First page of my reading list.
First page of my reading list.

In learning to read, I’d learned to learn. Now I wanted to learn as much as I could. About everything. And so, I started my list and the first entry was for a collection of Isaac Asimov science essays, recorded as book #1 on my list. 22 years later, I just passed my 800th book.

The butterfly effect

My education is guided by a principle akin to the butterfly effect. I might read a book about Leonardo da Vinci and end up, ten books later on a book about Alaska:

  1. Leonardo Da Vinci by Walter Isaacson
  2. The Man Who Loved China by Simon Winchester
  3. Genghis Kahn and the Making of the Modern World by Jack Weatherford
  4. Paper: Paging Through History by Mark Kurlansky
  5. The Map That Changed the World by Simon Winchester
  6. The Stranger in the Woods by Michael Finkel
  7. The Lost City of Z by David Grann
  8. Walden On Wheels by Ken Ilgunas
  9. 1491: New Revelations of America Before Columbus by Charles C. Mann
  10. Coming into the Country by John McPhee

This butterfly effect controls my curriculum and is the best force for education that I have ever encountered. While occasionally, one book logically follows another, sometimes there are odd jumps. I read the book on Genghis Kahn after reading an article in Money magazine about the richest people in history relative to the current dollar. (Khan was one of the richest.)

The butterfly effect acts as a kind of natural selection for reading. I don’t know exactly how it works, but I have discovered that its selection of books has gotten better over time. While I don’t rate books (I think rating books is silly), I do mark a book as one I’d recommend or read again. The number of books so marked has increased in frequency over time. This tells me that whatever force is at work behind this butterfly effect, is getting better over time.

Applied reading

I practice what I call applied reading. I try to take something practical and useful from everything I read. Sometimes, that comes in the form of other books to read. Other times, it is practical, real-world advice that I can apply to my life. The best self-help books out there are the stories of remarkable achievements other people have made. For instance, the best books I’ve read on project management didn’t come from the Self-Help shelf. One was The Making of the Atomic Bomb by Richard Rhodes. The other: Moon Lander: How We Developed the Lunar Module by Thomas J. Kelly. Both of these books described how real people solved real problems in the real world, and I took invaluable lessons from these books that have helped my manage projects at work.

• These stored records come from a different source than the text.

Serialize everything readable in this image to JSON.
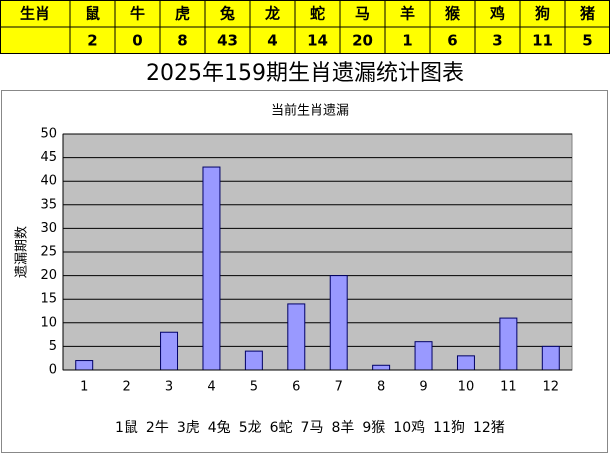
{
  "table": {
    "header": "生肖",
    "animals": [
      "鼠",
      "牛",
      "虎",
      "兔",
      "龙",
      "蛇",
      "马",
      "羊",
      "猴",
      "鸡",
      "狗",
      "猪"
    ]
  },
  "title": "2025年159期生肖遗漏统计图表",
  "chart_data": {
    "type": "bar",
    "title": "当前生肖遗漏",
    "y_label": "遗漏期数",
    "categories": [
      "1",
      "2",
      "3",
      "4",
      "5",
      "6",
      "7",
      "8",
      "9",
      "10",
      "11",
      "12"
    ],
    "values": [
      2,
      0,
      8,
      43,
      4,
      14,
      20,
      1,
      6,
      3,
      11,
      5
    ],
    "color": "#9999ff",
    "ylim": [
      0,
      50
    ],
    "yticks": [
      0,
      5,
      10,
      15,
      20,
      25,
      30,
      35,
      40,
      45,
      50
    ],
    "grid": true,
    "category_labels": [
      "1鼠",
      "2牛",
      "3虎",
      "4兔",
      "5龙",
      "6蛇",
      "7马",
      "8羊",
      "9猴",
      "10鸡",
      "11狗",
      "12猪"
    ]
  }
}
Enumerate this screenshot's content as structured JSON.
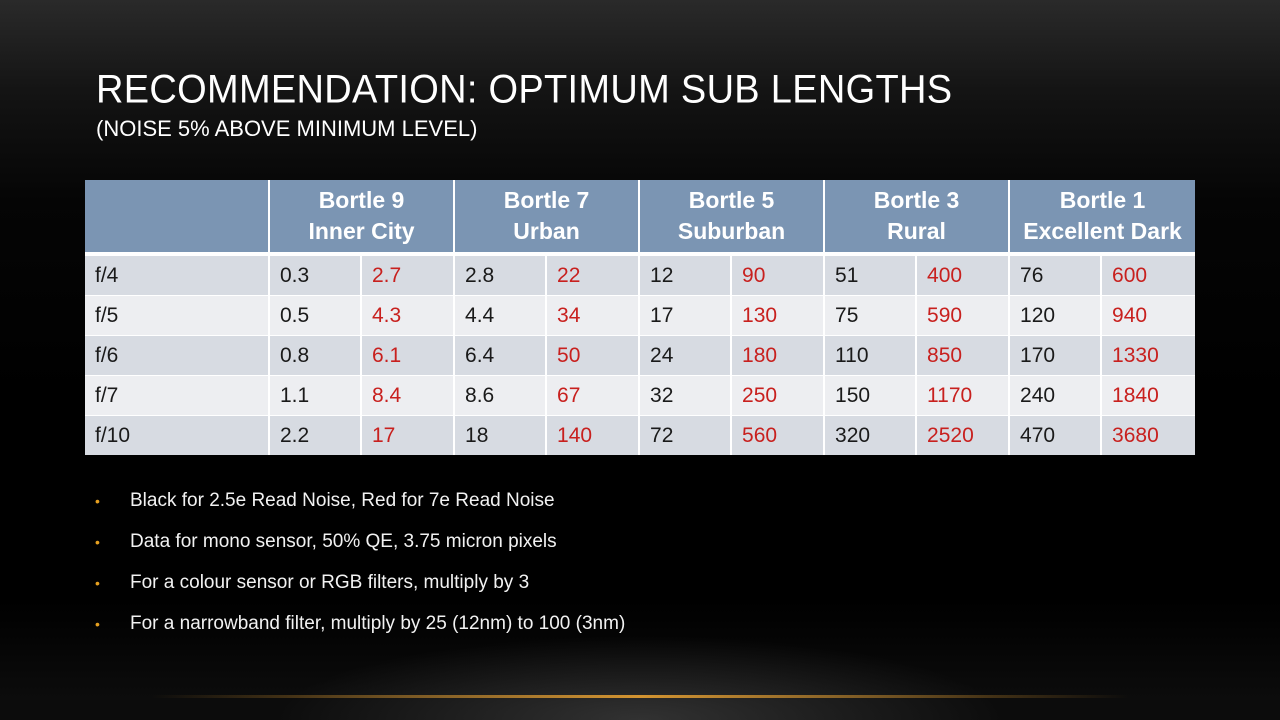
{
  "slide": {
    "title": "RECOMMENDATION: OPTIMUM SUB LENGTHS",
    "subtitle": "(NOISE 5% ABOVE MINIMUM LEVEL)"
  },
  "table": {
    "header": [
      {
        "line1": "Bortle 9",
        "line2": "Inner City"
      },
      {
        "line1": "Bortle 7",
        "line2": "Urban"
      },
      {
        "line1": "Bortle 5",
        "line2": "Suburban"
      },
      {
        "line1": "Bortle 3",
        "line2": "Rural"
      },
      {
        "line1": "Bortle 1",
        "line2": "Excellent Dark"
      }
    ],
    "rows": [
      {
        "label": "f/4",
        "values": [
          "0.3",
          "2.7",
          "2.8",
          "22",
          "12",
          "90",
          "51",
          "400",
          "76",
          "600"
        ]
      },
      {
        "label": "f/5",
        "values": [
          "0.5",
          "4.3",
          "4.4",
          "34",
          "17",
          "130",
          "75",
          "590",
          "120",
          "940"
        ]
      },
      {
        "label": "f/6",
        "values": [
          "0.8",
          "6.1",
          "6.4",
          "50",
          "24",
          "180",
          "110",
          "850",
          "170",
          "1330"
        ]
      },
      {
        "label": "f/7",
        "values": [
          "1.1",
          "8.4",
          "8.6",
          "67",
          "32",
          "250",
          "150",
          "1170",
          "240",
          "1840"
        ]
      },
      {
        "label": "f/10",
        "values": [
          "2.2",
          "17",
          "18",
          "140",
          "72",
          "560",
          "320",
          "2520",
          "470",
          "3680"
        ]
      }
    ]
  },
  "bullets": [
    "Black for 2.5e Read Noise, Red for 7e Read Noise",
    "Data for mono sensor, 50% QE, 3.75 micron pixels",
    "For a colour sensor or RGB filters, multiply by 3",
    "For a narrowband filter, multiply by 25 (12nm) to 100 (3nm)"
  ],
  "colors": {
    "header_bg": "#7b95b3",
    "row_dark": "#d7dbe2",
    "row_light": "#edeef1",
    "red_value": "#c8201e",
    "bullet_accent": "#e6a020"
  },
  "icons": {
    "bullet": "•"
  }
}
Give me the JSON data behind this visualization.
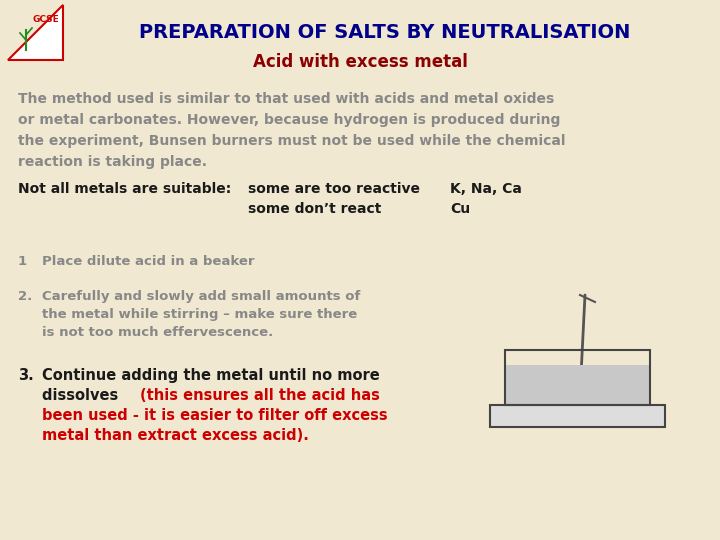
{
  "title": "PREPARATION OF SALTS BY NEUTRALISATION",
  "subtitle": "Acid with excess metal",
  "bg_color": "#f0e8d0",
  "title_color": "#00008B",
  "subtitle_color": "#8B0000",
  "para_color": "#888888",
  "bold_black": "#1a1a1a",
  "red_text": "#cc0000",
  "paragraph_lines": [
    "The method used is similar to that used with acids and metal oxides",
    "or metal carbonates. However, because hydrogen is produced during",
    "the experiment, Bunsen burners must not be used while the chemical",
    "reaction is taking place."
  ],
  "row1_left": "Not all metals are suitable:",
  "row1_mid_1": "some are too reactive",
  "row1_mid_2": "some don’t react",
  "row1_right_1": "K, Na, Ca",
  "row1_right_2": "Cu",
  "step1_num": "1",
  "step1_text": "Place dilute acid in a beaker",
  "step2_num": "2.",
  "step2_lines": [
    "Carefully and slowly add small amounts of",
    "the metal while stirring – make sure there",
    "is not too much effervescence."
  ],
  "step3_num": "3.",
  "step3_black_1": "Continue adding the metal until no more",
  "step3_black_2": "dissolves ",
  "step3_red_inline": "(this ensures all the acid has",
  "step3_red_lines": [
    "been used - it is easier to filter off excess",
    "metal than extract excess acid)."
  ]
}
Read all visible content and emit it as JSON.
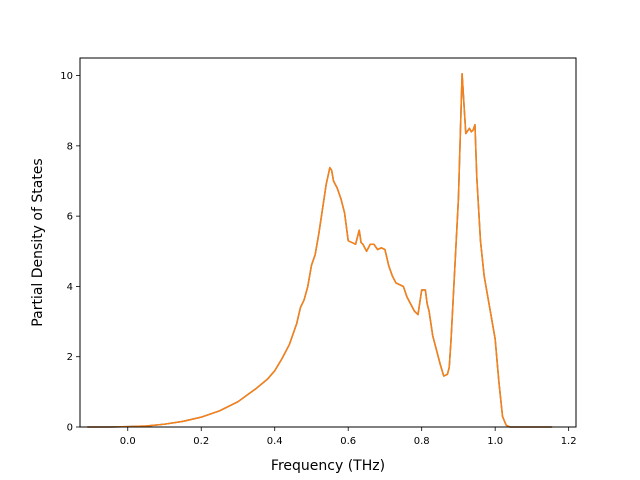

I am constantly marking up the books I read. I learned long ago that to learn the most I can from a book, I need to make it mine. I underline passages and write in the margins. Looking at a book I read reveals much about what I was thinking about while reading it. This helps me apply what I read.

Knowledge is power

Education is the foundation of a democracy. When education fails, that foundation begins to crumble. For me, it is a lifelong pursuit. That foundation needs constant reinforcement. I can’t force others to want to learn new things, but I can learn new things myself, and in doing so, I can do my part to help keep that foundation intact.

As Thomas Jefferson once said, “Educate and inform the whole mass of the people. They are the only sure reliance for the preservation of our liberty.”